Update: To clarify, because this seems to be causing some confusion. Kogan Mobile is using Telstra’s 850MHz 3G, but not the service that provides up to 4G speeds. Sign up to “Telstra”, and you’re only limited by the specifications of your device, up to 4G or the top speeds of HSPA+. Sign up to “Parts of the Telstra Network” (that’s Kogan’s phrasing for it) with Kogan Mobile, and you won’t go above 7.2Mbps at any time; anecdotal testing and Kogan’s own guidelines suggest that 3Mbps is a more likely figure. Another practical consideration here is that if you were switching over from an Optus phone, make sure it’s 850MHz compatible, and not just 900Mhz.
Telstra’s network coverage is largely seen as being the best in Australia, but that doesn’t mean it doesn’t suffer from both blackspots and a certain quantity of congestion at peak times; having a service with a slower and lower peak speed might only make that worse. Certainly, if you were buying the service with the expectation of getting the same service you currently get on Telstra NextG/4G, you could be in for a bit of a shock.
The terms and conditions leave it unclear what happens if you do use over the 6GB (or 2GB on the cheaper data-only plan) limit. Kogan’s PR informs me that if you do, you’ve got the choice to either wait out the next recharge period, or buy another recharge — there’s no top-up capability to speak of.

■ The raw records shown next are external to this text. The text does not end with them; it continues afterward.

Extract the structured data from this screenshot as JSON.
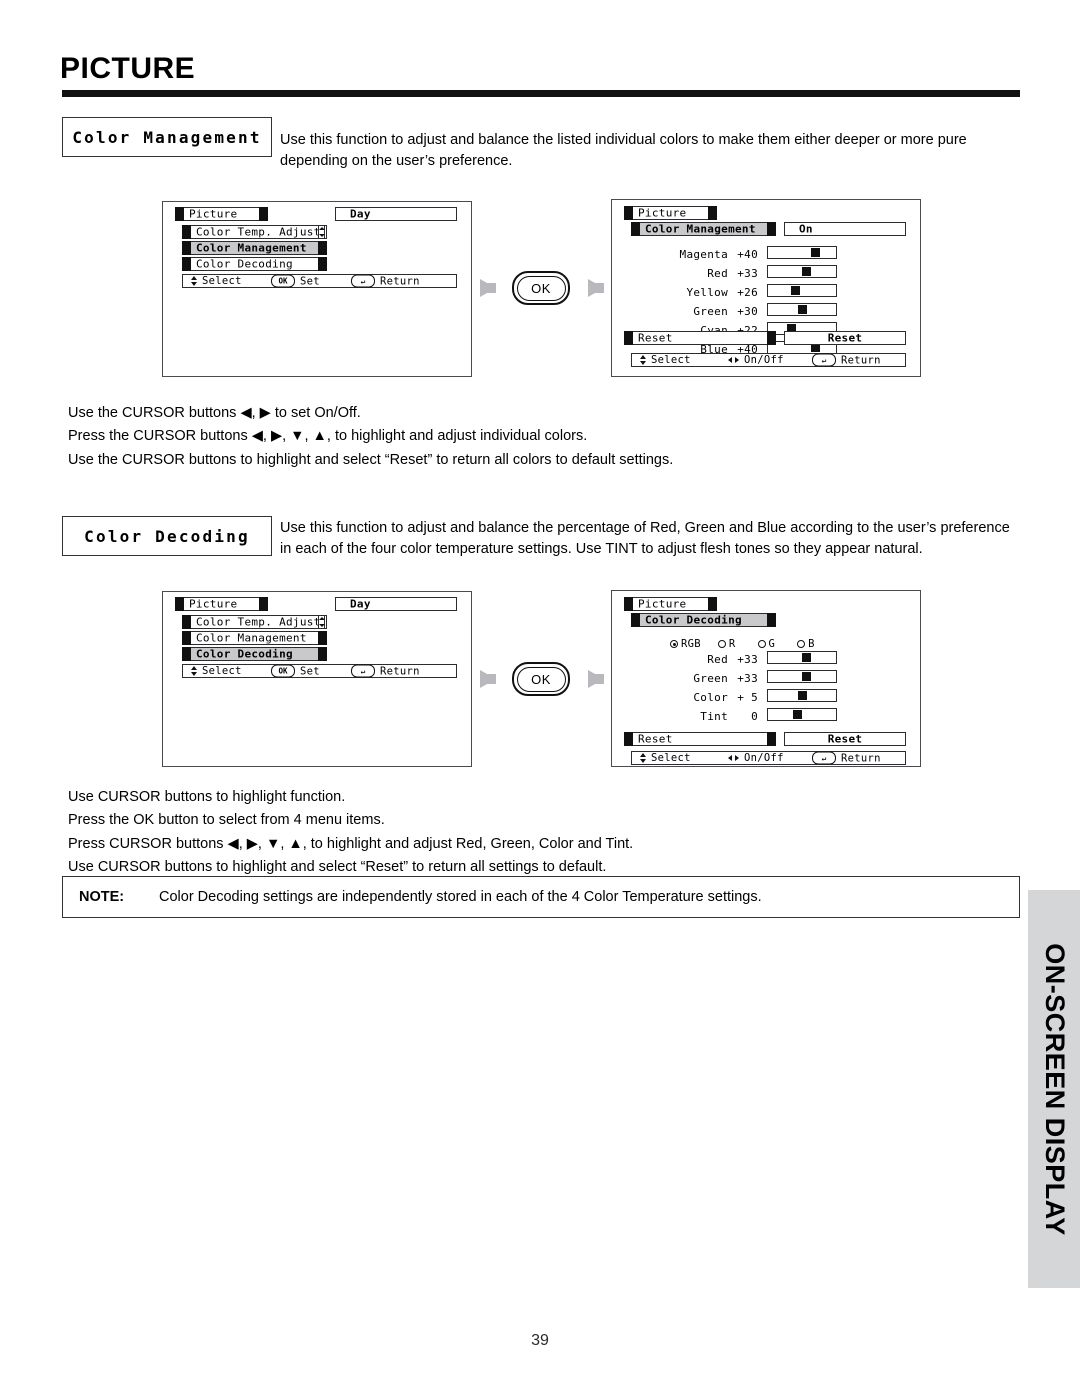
{
  "document": {
    "page_title": "PICTURE",
    "page_number": "39",
    "side_tab": "ON-SCREEN DISPLAY"
  },
  "sections": [
    {
      "heading": "Color Management",
      "description": "Use this function to adjust and balance the listed individual colors to make them either deeper or more pure depending on the user’s preference.",
      "instructions": [
        "Use the CURSOR buttons ◀, ▶ to set On/Off.",
        "Press  the CURSOR buttons ◀, ▶, ▼, ▲, to highlight and adjust individual colors.",
        "Use  the CURSOR buttons to highlight and select “Reset” to return all colors to default settings."
      ]
    },
    {
      "heading": "Color Decoding",
      "description": "Use this function to adjust and balance the percentage of Red, Green and Blue according to the user’s preference in each of the four color temperature settings.  Use TINT to adjust flesh tones so they appear natural.",
      "instructions": [
        "Use CURSOR buttons to highlight function.",
        "Press the OK button to select from 4 menu items.",
        "Press CURSOR buttons ◀, ▶, ▼, ▲, to highlight and adjust Red, Green, Color and Tint.",
        "Use CURSOR buttons to highlight and select “Reset” to return all settings to default."
      ]
    }
  ],
  "osd_menu_1": {
    "title": "Picture",
    "mode_value": "Day",
    "items": [
      {
        "label": "Color Temp. Adjust",
        "selected": false
      },
      {
        "label": "Color Management",
        "selected": true
      },
      {
        "label": "Color Decoding",
        "selected": false
      }
    ],
    "hints": {
      "select": "Select",
      "set_key": "OK",
      "set": "Set",
      "return_key": "↵",
      "return": "Return"
    }
  },
  "osd_menu_2": {
    "title": "Picture",
    "mode_value": "Day",
    "items": [
      {
        "label": "Color Temp. Adjust",
        "selected": false
      },
      {
        "label": "Color Management",
        "selected": false
      },
      {
        "label": "Color Decoding",
        "selected": true
      }
    ],
    "hints": {
      "select": "Select",
      "set_key": "OK",
      "set": "Set",
      "return_key": "↵",
      "return": "Return"
    }
  },
  "osd_color_management": {
    "title": "Picture",
    "submenu": "Color Management",
    "state_value": "On",
    "sliders": [
      {
        "label": "Magenta",
        "value": "+40",
        "pct": 70
      },
      {
        "label": "Red",
        "value": "+33",
        "pct": 58
      },
      {
        "label": "Yellow",
        "value": "+26",
        "pct": 42
      },
      {
        "label": "Green",
        "value": "+30",
        "pct": 52
      },
      {
        "label": "Cyan",
        "value": "+22",
        "pct": 36
      },
      {
        "label": "Blue",
        "value": "+40",
        "pct": 70
      }
    ],
    "reset_left": "Reset",
    "reset_right": "Reset",
    "hints": {
      "select": "Select",
      "onoff": "On/Off",
      "return_key": "↵",
      "return": "Return"
    }
  },
  "osd_color_decoding": {
    "title": "Picture",
    "submenu": "Color Decoding",
    "radios": [
      {
        "label": "RGB",
        "selected": true
      },
      {
        "label": "R",
        "selected": false
      },
      {
        "label": "G",
        "selected": false
      },
      {
        "label": "B",
        "selected": false
      }
    ],
    "sliders": [
      {
        "label": "Red",
        "value": "+33",
        "pct": 58
      },
      {
        "label": "Green",
        "value": "+33",
        "pct": 58
      },
      {
        "label": "Color",
        "value": "+ 5",
        "pct": 52
      },
      {
        "label": "Tint",
        "value": "0",
        "pct": 44
      }
    ],
    "reset_left": "Reset",
    "reset_right": "Reset",
    "hints": {
      "select": "Select",
      "onoff": "On/Off",
      "return_key": "↵",
      "return": "Return"
    }
  },
  "transition": {
    "button_label": "OK"
  },
  "note": {
    "label": "NOTE:",
    "text": "Color Decoding settings are independently stored in each of the 4 Color Temperature settings."
  }
}
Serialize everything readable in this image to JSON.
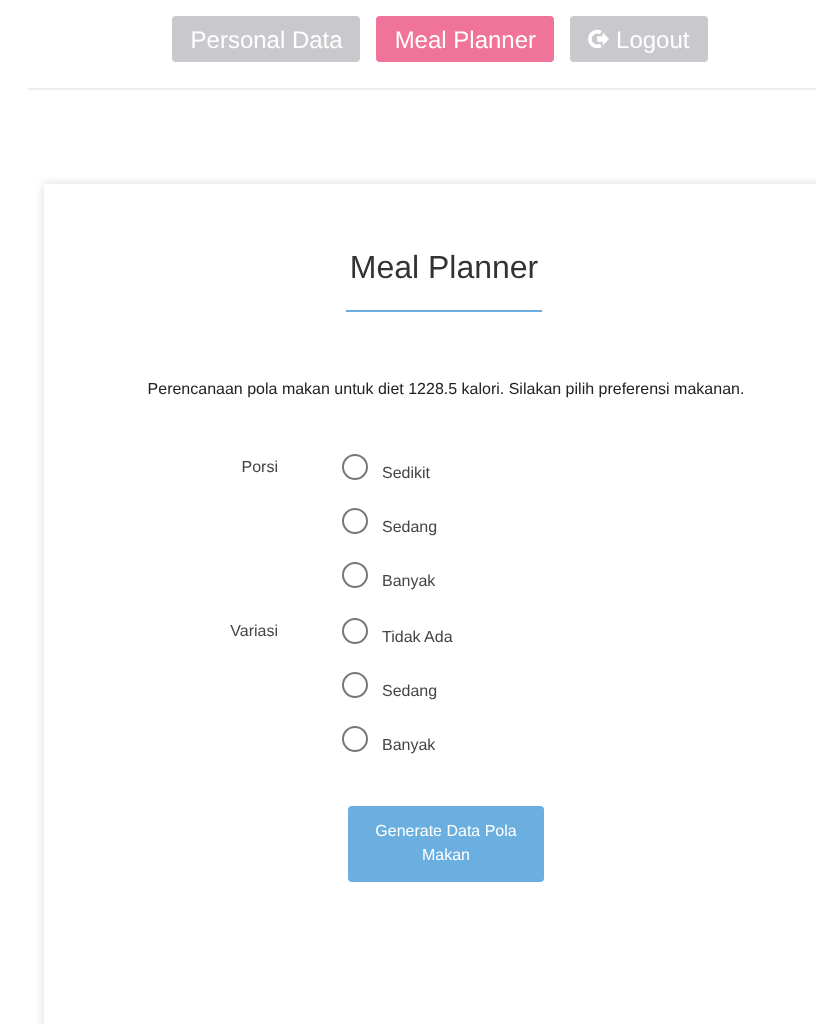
{
  "nav": [
    {
      "label": "Personal Data",
      "selected": false,
      "kind": "text"
    },
    {
      "label": "Meal Planner",
      "selected": true,
      "kind": "text"
    },
    {
      "label": "Logout",
      "selected": false,
      "kind": "logout"
    }
  ],
  "card": {
    "title": "Meal Planner",
    "description": "Perencanaan pola makan untuk diet 1228.5 kalori. Silakan pilih preferensi makanan.",
    "groups": [
      {
        "label": "Porsi",
        "options": [
          {
            "label": "Sedikit",
            "selected": false
          },
          {
            "label": "Sedang",
            "selected": false
          },
          {
            "label": "Banyak",
            "selected": false
          }
        ]
      },
      {
        "label": "Variasi",
        "options": [
          {
            "label": "Tidak Ada",
            "selected": false
          },
          {
            "label": "Sedang",
            "selected": false
          },
          {
            "label": "Banyak",
            "selected": false
          }
        ]
      }
    ],
    "button": "Generate Data Pola Makan"
  }
}
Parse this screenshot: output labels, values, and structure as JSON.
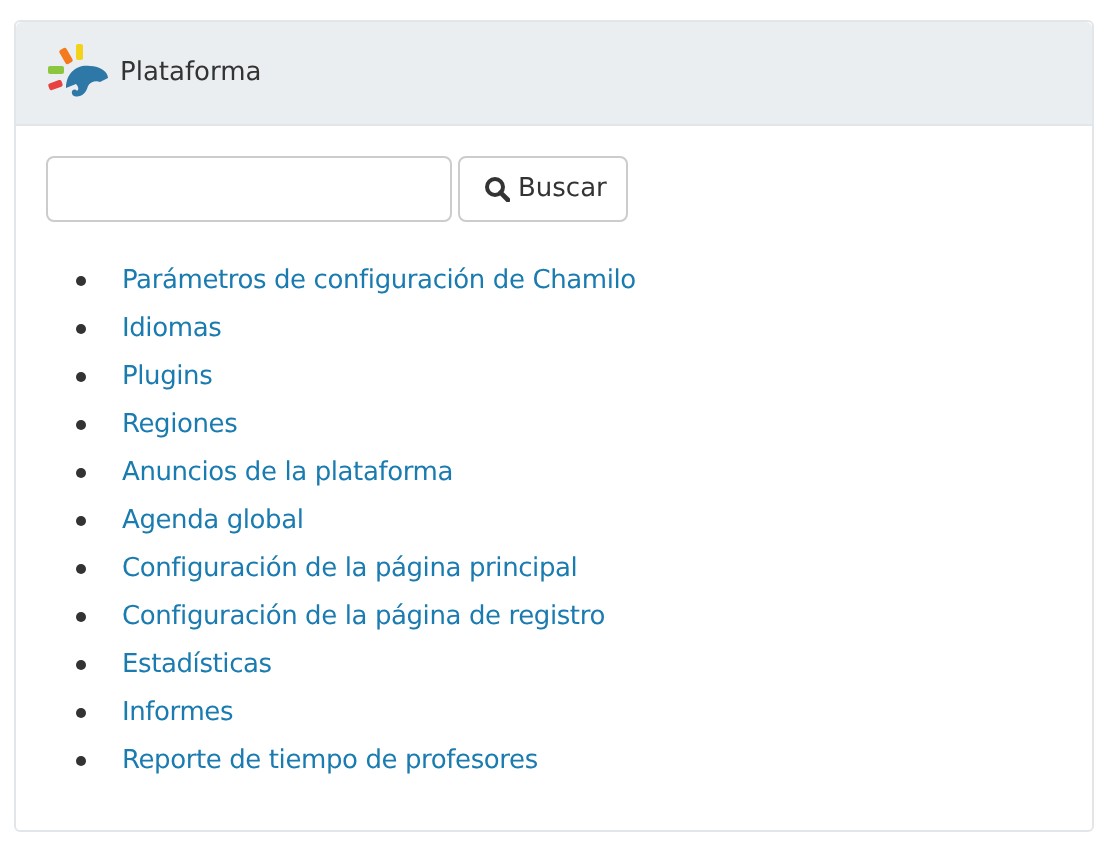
{
  "panel": {
    "title": "Plataforma"
  },
  "search": {
    "button": "Buscar"
  },
  "links": [
    "Parámetros de configuración de Chamilo",
    "Idiomas",
    "Plugins",
    "Regiones",
    "Anuncios de la plataforma",
    "Agenda global",
    "Configuración de la página principal",
    "Configuración de la página de registro",
    "Estadísticas",
    "Informes",
    "Reporte de tiempo de profesores"
  ]
}
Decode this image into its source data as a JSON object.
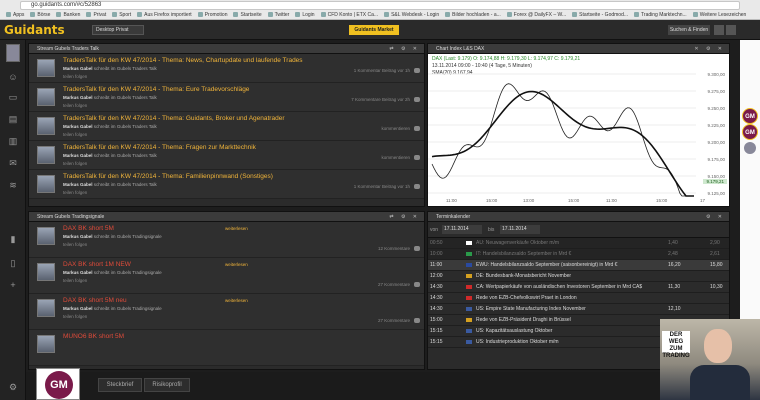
{
  "browser": {
    "url": "go.guidants.com/#c/52863",
    "bookmarks": [
      "Apps",
      "Börse",
      "Banken",
      "Privat",
      "Sport",
      "Aus Firefox importiert",
      "Promotion",
      "Startseite",
      "Twitter",
      "Login",
      "CFD Konto | ETX Ca...",
      "S&L Webdesk - Login",
      "Bilder hochladen - a...",
      "Forex @ DailyFX – W...",
      "Startseite - Godmod...",
      "Trading Marktechn...",
      "Weitere Lesezeichen"
    ]
  },
  "app": {
    "logo": "Guidants",
    "desktop": "Desktop Privat",
    "guidants_market": "Guidants Market",
    "search": "Suchen & Finden"
  },
  "stream_talk": {
    "title": "Stream Gubels Traders Talk",
    "items": [
      {
        "title": "TradersTalk für den KW 47/2014 - Thema: News, Chartupdate und laufende Trades",
        "author": "Markus Gabel",
        "action": "schreibt im",
        "stream": "Gubels Traders Talk",
        "meta": "teilen  folgen",
        "stats": "1 Kommentar  Beitrag vor 1h"
      },
      {
        "title": "TradersTalk für den KW 47/2014 - Thema: Eure Tradevorschläge",
        "author": "Markus Gabel",
        "action": "schreibt im",
        "stream": "Gubels Traders Talk",
        "meta": "teilen  folgen",
        "stats": "7 Kommentare  Beitrag vor 2h"
      },
      {
        "title": "TradersTalk für den KW 47/2014 - Thema: Guidants, Broker und Agenatrader",
        "author": "Markus Gabel",
        "action": "schreibt im",
        "stream": "Gubels Traders Talk",
        "meta": "teilen  folgen",
        "stats": "kommentieren"
      },
      {
        "title": "TradersTalk für den KW 47/2014 - Thema: Fragen zur Markttechnik",
        "author": "Markus Gabel",
        "action": "schreibt im",
        "stream": "Gubels Traders Talk",
        "meta": "teilen  folgen",
        "stats": "kommentieren"
      },
      {
        "title": "TradersTalk für den KW 47/2014 - Thema: Familienpinnwand (Sonstiges)",
        "author": "Markus Gabel",
        "action": "schreibt im",
        "stream": "Gubels Traders Talk",
        "meta": "teilen  folgen",
        "stats": "1 Kommentar  Beitrag vor 1h"
      }
    ]
  },
  "stream_trading": {
    "title": "Stream Gubels Tradingsignale",
    "more": "weiterlesen",
    "items": [
      {
        "title": "DAX BK short 5M",
        "author": "Markus Gabel",
        "action": "schreibt im",
        "stream": "Gubels Tradingsignale",
        "meta": "teilen  folgen",
        "stats": "12 Kommentare"
      },
      {
        "title": "DAX BK short 1M NEW",
        "author": "Markus Gabel",
        "action": "schreibt im",
        "stream": "Gubels Tradingsignale",
        "meta": "teilen  folgen",
        "stats": "27 Kommentare"
      },
      {
        "title": "DAX BK short 5M neu",
        "author": "Markus Gabel",
        "action": "schreibt im",
        "stream": "Gubels Tradingsignale",
        "meta": "teilen  folgen",
        "stats": "27 Kommentare"
      },
      {
        "title": "MUNO6 BK short 5M",
        "author": "",
        "action": "",
        "stream": "",
        "meta": "",
        "stats": ""
      }
    ]
  },
  "chart": {
    "title": "Chart Index L&S DAX",
    "series_label": "DAX (Last: 9.179) O: 9.174,88  H: 9.179,30  L: 9.174,97  C: 9.179,21",
    "period": "13.11.2014 09:00 - 10:40 (4 Tage, 5 Minuten)",
    "sma_label": "SMA(20)  9.167,94",
    "price_tag": "9.179,21",
    "y_ticks": [
      "9.300,00",
      "9.275,00",
      "9.250,00",
      "9.225,00",
      "9.200,00",
      "9.175,00",
      "9.150,00",
      "9.125,00"
    ],
    "x_ticks": [
      "11:00",
      "15:00",
      "13:00",
      "15:00",
      "11:00",
      "15:00",
      "17"
    ]
  },
  "calendar": {
    "title": "Terminkalender",
    "from_label": "von",
    "from_date": "17.11.2014",
    "to_label": "bis",
    "to_date": "17.11.2014",
    "rows": [
      {
        "time": "00:50",
        "country": "JP",
        "text": "AU: Neuwagenverkäufe Oktober m/m",
        "v1": "1,40",
        "v2": "2,90",
        "dim": true,
        "hl": false
      },
      {
        "time": "10:00",
        "country": "IT",
        "text": "IT: Handelsbilanzsaldo September in Mrd €",
        "v1": "2,48",
        "v2": "2,61",
        "dim": true,
        "hl": false
      },
      {
        "time": "11:00",
        "country": "EU",
        "text": "EWU: Handelsbilanzsaldo September (saisonbereinigt) in Mrd €",
        "v1": "16,20",
        "v2": "15,80",
        "dim": false,
        "hl": true
      },
      {
        "time": "12:00",
        "country": "DE",
        "text": "DE: Bundesbank-Monatsbericht November",
        "v1": "",
        "v2": "",
        "dim": false,
        "hl": false
      },
      {
        "time": "14:30",
        "country": "CA",
        "text": "CA: Wertpapierkäufe von ausländischen Investoren September in Mrd CA$",
        "v1": "11,30",
        "v2": "10,30",
        "dim": false,
        "hl": false
      },
      {
        "time": "14:30",
        "country": "CA",
        "text": "Rede von EZB-Chefvolkswirt Praet in London",
        "v1": "",
        "v2": "",
        "dim": false,
        "hl": false
      },
      {
        "time": "14:30",
        "country": "US",
        "text": "US: Empire State Manufacturing Index November",
        "v1": "12,10",
        "v2": "",
        "dim": false,
        "hl": false
      },
      {
        "time": "15:00",
        "country": "DE",
        "text": "Rede von EZB-Präsident Draghi in Brüssel",
        "v1": "",
        "v2": "",
        "dim": false,
        "hl": false
      },
      {
        "time": "15:15",
        "country": "US",
        "text": "US: Kapazitätsauslastung Oktober",
        "v1": "",
        "v2": "",
        "dim": false,
        "hl": false
      },
      {
        "time": "15:15",
        "country": "US",
        "text": "US: Industrieproduktion Oktober m/m",
        "v1": "",
        "v2": "",
        "dim": false,
        "hl": false
      }
    ]
  },
  "bottom_tabs": [
    "Steckbrief",
    "Risikoprofil"
  ],
  "gm_logo": "GM",
  "webcam_sign": "DER WEG ZUM TRADING"
}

Recharge cycles are on a 30-day cycle, but the terms and conditions state that Kogan can change the conditions and plans on a 14 day basis — which could provisionally leave you high and dry for around half your recharge time. That isn’t to say that Kogan Mobile isn’t good value; it’s certainly good to see a robust competitor in the prepaid mobile space. I’m a heavy user of prepaid mobile services, and anything that puts pressure on everybody to compete can only be a good thing.